The classic example here might be the ‘loony left’ of the 1980s, organised around local authorities in London, Sheffield, Manchester and elsewhere. Non-metropolitan ‘voters’, noted the Labour leadership around Neil Kinnock, were either unaware or unworried by the economic agenda of these radical councils, but were repelled by their closeness to social movements, and their vigorous support of LGBT, anti-racist, and anti-imperialist movements; accordingly, Kinnock hung them out to dry.

Yet at almost every step of the way, the ‘loony left’ were proven correct in their own culture war, and their apparently unpopular—even ‘lunatic’—positions such as opposition to Section 28, support of equalising the age of consent, support for the ANC, and support for dialogue with Irish Republicans, to name a few, all became consensus politics and in some cases law under New Labour. To use an obvious contemporary example, the same argument should be made about the left and the fight for transgender rights in 2021. However inconvenient solidarity with that battle may apparently be now, we know very well how those who stand in its way will be seen in a decade or two’s time.

So there has to be a way to establish friendly links between subcultures and a mainstream mass movement for power. The 1980s left actually has plenty of still inspiring examples of doing so. The free festivals and musical events of the Greater London Council drew on the way Rock Against Racism had brought the undoubtedly subcultural (and undoubtedly political) scenes around punk, roots reggae, and 2-tone under a wider political umbrella, using it to create microcosms of convivial solidarity.

Around the same time, during the 1984-85 strike, the young communists of Lesbians and Gays Support the Miners ignored the notion that people in pit villages were ‘socially conservative’, and gave the National Union of Mineworkers their uncritical support. The NUM itself, only a few years earlier, had went much further than the mainstream of the trade union movement in support of the south Asian women striking at Grunwick’s in West London.
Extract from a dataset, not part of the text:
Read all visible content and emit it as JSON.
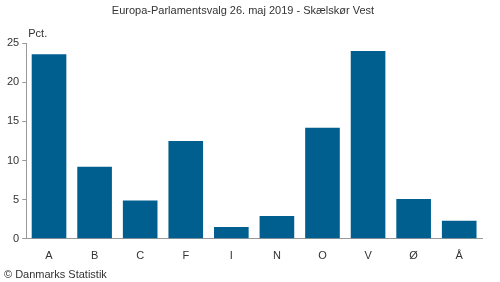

What these movements all did was not so much to refuse a ‘culture war’ as such, but to refuse fighting on their opponents’ terms, which set up a divide between ‘ordinary decent people’ and sundry deviants and loonies. Actually, their actions proved, that divide was porous, much more easily breached than many might think. The means of breaching it is one of those simple things so hard to achieve: solidarity.